Akhir untuk masa-masa kelam.
Awal untuk lembaran baru.
Awal untuk lembaran baru.
Well tidak terasa sudah saatnya di penghujung saatnya aku mengejar cita-citaku selama ini. Kini aku menjadi pribadi yang lebih tangguh dari sebelumnya. Melalui ini aku juga ingin mengucapkan terima kasih kepada Garuda. Berkat dia aku menjadi yakin bahwa aku bisa (padahal nyatanya Garuda hanya mengganti fotonya saja sebelum aku sidang namun itu memberiku semangat entah bagaimana (?) ).

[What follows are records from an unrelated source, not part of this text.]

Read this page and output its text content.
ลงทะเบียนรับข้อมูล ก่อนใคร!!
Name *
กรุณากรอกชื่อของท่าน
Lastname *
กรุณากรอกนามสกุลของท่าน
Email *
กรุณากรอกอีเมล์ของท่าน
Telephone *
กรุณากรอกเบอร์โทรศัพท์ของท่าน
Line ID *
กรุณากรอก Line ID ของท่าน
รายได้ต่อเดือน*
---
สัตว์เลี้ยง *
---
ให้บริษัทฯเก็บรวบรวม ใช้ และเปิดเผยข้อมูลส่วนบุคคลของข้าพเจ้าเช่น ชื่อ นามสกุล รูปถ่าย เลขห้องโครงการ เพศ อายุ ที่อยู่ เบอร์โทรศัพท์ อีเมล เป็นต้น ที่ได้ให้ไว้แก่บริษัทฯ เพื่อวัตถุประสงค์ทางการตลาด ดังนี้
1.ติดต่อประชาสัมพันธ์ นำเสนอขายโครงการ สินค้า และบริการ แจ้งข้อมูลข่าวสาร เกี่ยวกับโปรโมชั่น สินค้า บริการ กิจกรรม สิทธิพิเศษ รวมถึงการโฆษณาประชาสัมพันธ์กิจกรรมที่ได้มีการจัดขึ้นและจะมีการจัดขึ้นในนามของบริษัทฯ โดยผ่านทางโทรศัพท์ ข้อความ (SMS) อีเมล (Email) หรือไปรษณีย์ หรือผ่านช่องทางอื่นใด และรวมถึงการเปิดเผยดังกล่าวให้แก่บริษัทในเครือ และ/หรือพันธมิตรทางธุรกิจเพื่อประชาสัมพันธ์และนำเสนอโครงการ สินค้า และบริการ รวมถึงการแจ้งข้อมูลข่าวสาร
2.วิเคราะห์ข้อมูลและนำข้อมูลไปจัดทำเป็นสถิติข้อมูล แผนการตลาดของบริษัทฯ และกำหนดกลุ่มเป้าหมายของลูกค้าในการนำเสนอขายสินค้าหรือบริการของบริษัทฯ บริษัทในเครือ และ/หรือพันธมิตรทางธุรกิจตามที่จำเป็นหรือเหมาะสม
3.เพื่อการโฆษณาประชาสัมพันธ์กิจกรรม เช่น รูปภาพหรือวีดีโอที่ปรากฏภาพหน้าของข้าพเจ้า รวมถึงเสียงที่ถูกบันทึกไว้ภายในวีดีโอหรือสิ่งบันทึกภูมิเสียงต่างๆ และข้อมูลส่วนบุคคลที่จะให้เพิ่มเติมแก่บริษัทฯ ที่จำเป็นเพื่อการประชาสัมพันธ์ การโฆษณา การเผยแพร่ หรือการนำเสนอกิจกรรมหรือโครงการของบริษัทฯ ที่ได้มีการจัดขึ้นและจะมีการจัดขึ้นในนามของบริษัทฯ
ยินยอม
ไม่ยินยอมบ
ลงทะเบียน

Kenangan selama ini mengenai dirinya selalu membuatku tersadar bahwa jika takdir mengizinkanku untuk menjadi satu dengannya, aku harus menjadi wanita yang tangguh. Hidup tidak akan selalu dipenuhi suka cita jika bersama dirinya. Aku tau akan ada masa sulitnya.
Kegagalanku bertahun-tahun di masa pendidikan membuatku tersadar bahwa untuk mencapai cita-citaku bukan tidak berasal dari sekolah A maupun kampus A melainkan jiwa juang yang tangguh beserta kedisiplinan, kerja keras dan ketekunan.
Dari pengalaman hidupku aku juga sadar. Hidup ini penuh rintangan. Namun rintangan akan mudah dilalui jika kita memiliki tekad sekuat baja dan tentu saja tidak pernah menyerah.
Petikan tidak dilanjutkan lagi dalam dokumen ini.